MATHEMATICS

A. A. ZINGER, Academician Yu. V. LINNIK

ON POLYNOMIAL STATISTICS OF A NORMAL SAMPLE

1. Let \(x=(x_1,x_2,\ldots,x_n)\) be a repeated normal sample from the population \(N(0,1)\). Many tests of multivariate analysis are constructed by means of independent, usually polynomial or rational, statistics of such a sample. In view of this, a systematic study of independent statistics of the indicated type is of considerable interest.

Here several theorems will be formulated concerning the independence of polynomial statistics of a normal sample. Let us note that our method of investigation makes it possible to reveal certain connections between mathematical statistics and algebraic geometry.

It is natural to attempt to classify all pairs of independent polynomial statistics in a sample from a normal population. So far, however, by using the method proposed here, it is possible to give a characterization only of almost all, in a known sense, such pairs of statistics, and also to single out particular systems of independent polynomials.

If \(A(x_1,x_2,\ldots,x_n)\) and \(B(x_1,x_2,\ldots,x_n)\) are independent polynomial statistics, then, by a well-known theorem of R. A. Fisher, any orthogonal transformations \(x=(x_1,x_2,\ldots,x_n)\) again bring the statistics \(A\) and \(B\) into an independent pair. We shall say that the statistics \(A\) and \(B\) split if there exists such an orthogonal transformation under which the statistics \(A\) and \(B\) reduce to functions of different coordinates. Obviously, statistics that split are independent.

In 1954 a conjecture was stated (see \((^1)\)) according to which there do not exist, in a sample from a normal population, independent non-splitting polynomial statistics. The results of the present note confirm this conjecture in some particular cases.

2. Consider the affine space \(\mathfrak{M}_{\alpha\beta}\) of all possible homogeneous pairs of polynomials of degrees \(\alpha\) and \(\beta\), respectively. In this space we single out the set of independent pairs of polynomials. Denote it by \(\mathfrak{N}\). If \((A,B)\in\mathfrak{N}\), then, obviously, the decorrelation relations hold

\[ EA^rB^s - EA^rEB^s = 0^*,\quad r,s=0,1,\ldots \]

By Hilbert’s theorem (see \((^2,^3)\)) these relations form an algebraic set \(\mathfrak{D}\), which we shall call the set of decorrelation.

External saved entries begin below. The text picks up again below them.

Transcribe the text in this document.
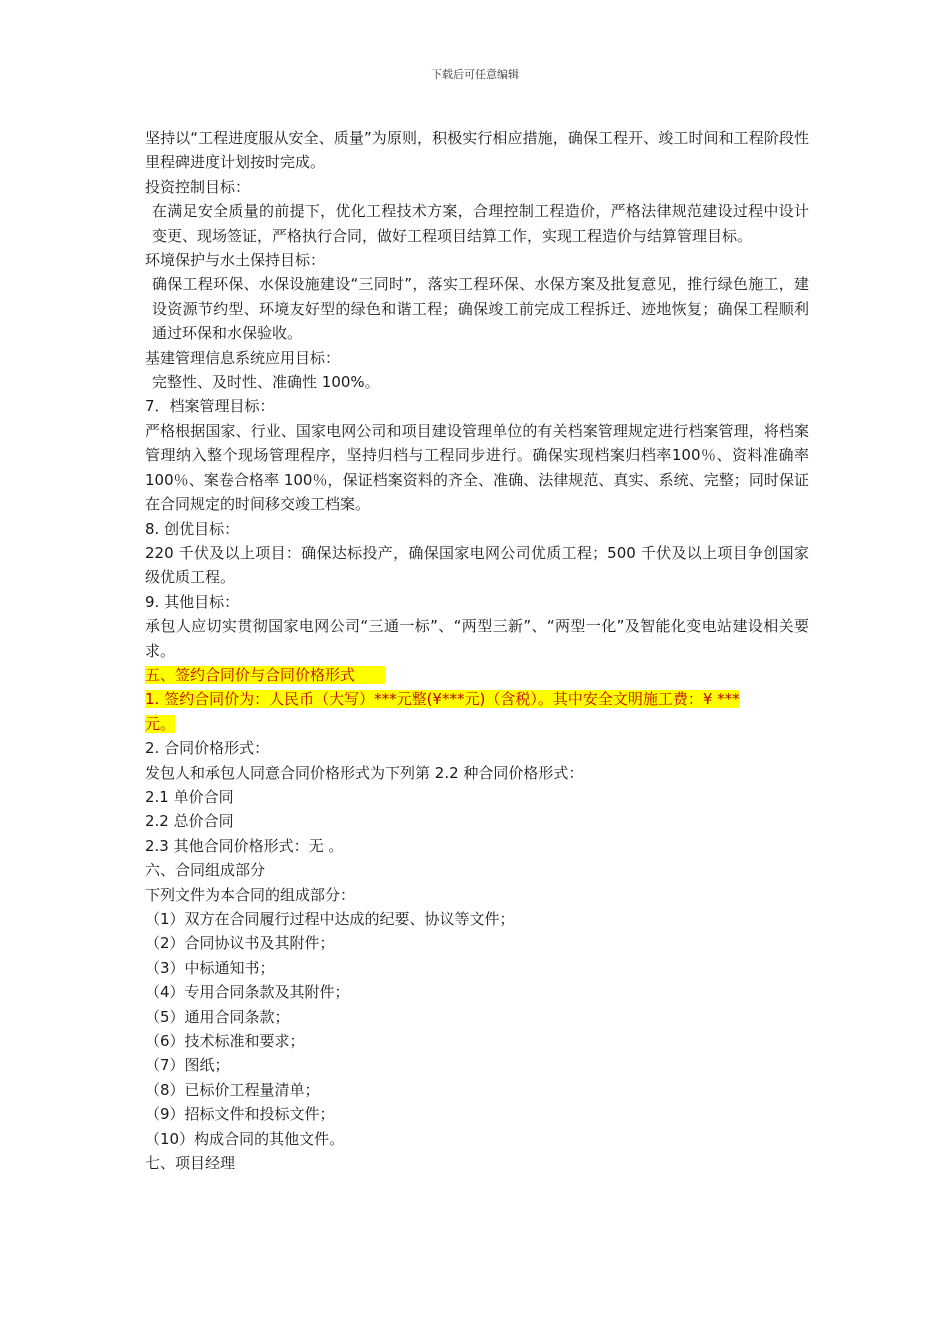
下载后可任意编辑

坚持以“工程进度服从安全、质量”为原则，积极实行相应措施，确保工程开、竣工时间和工程阶段性里程碑进度计划按时完成。

投资控制目标：

在满足安全质量的前提下，优化工程技术方案，合理控制工程造价，严格法律规范建设过程中设计变更、现场签证，严格执行合同，做好工程项目结算工作，实现工程造价与结算管理目标。

环境保护与水土保持目标：

确保工程环保、水保设施建设“三同时”，落实工程环保、水保方案及批复意见，推行绿色施工，建设资源节约型、环境友好型的绿色和谐工程；确保竣工前完成工程拆迁、迹地恢复；确保工程顺利通过环保和水保验收。

基建管理信息系统应用目标：

完整性、及时性、准确性 100%。

7．档案管理目标：

严格根据国家、行业、国家电网公司和项目建设管理单位的有关档案管理规定进行档案管理，将档案管理纳入整个现场管理程序，坚持归档与工程同步进行。确保实现档案归档率100％、资料准确率 100％、案卷合格率 100％，保证档案资料的齐全、准确、法律规范、真实、系统、完整；同时保证在合同规定的时间移交竣工档案。

8. 创优目标：

220 千伏及以上项目：确保达标投产，确保国家电网公司优质工程；500 千伏及以上项目争创国家级优质工程。

9. 其他目标：

承包人应切实贯彻国家电网公司“三通一标”、“两型三新”、“两型一化”及智能化变电站建设相关要求。

五、签约合同价与合同价格形式

1. 签约合同价为：人民币（大写）***元整(¥***元)（含税）。其中安全文明施工费：¥ ***
元。

2. 合同价格形式：

发包人和承包人同意合同价格形式为下列第 2.2 种合同价格形式：

2.1 单价合同

2.2 总价合同

2.3 其他合同价格形式：无 。

六、合同组成部分

下列文件为本合同的组成部分：

（1）双方在合同履行过程中达成的纪要、协议等文件；

（2）合同协议书及其附件；

（3）中标通知书；

（4）专用合同条款及其附件；

（5）通用合同条款；

（6）技术标准和要求；

（7）图纸；

（8）已标价工程量清单；

（9）招标文件和投标文件；

（10）构成合同的其他文件。

七、项目经理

This set forms an algebraic correspondence in the space of the coefficients of \(A\) and \(B\) (see \((^3)\)). Obviously, \(\mathfrak{N}\subset\mathfrak{D}\). If the conjecture stated above is true, then conversely \(\mathfrak{D}\subset\mathfrak{N}\), but as yet the validity of this has not been established.

By well-known theorems of algebraic geometry (see, for example, \((^3)\)), the algebraic set \(\mathfrak{D}\), considered over the field of real numbers, can be represented as the union of a finite number of components—irreducible varieties, each of which is connected. In what follows we shall be interested in this decomposition in the components of highest dimension.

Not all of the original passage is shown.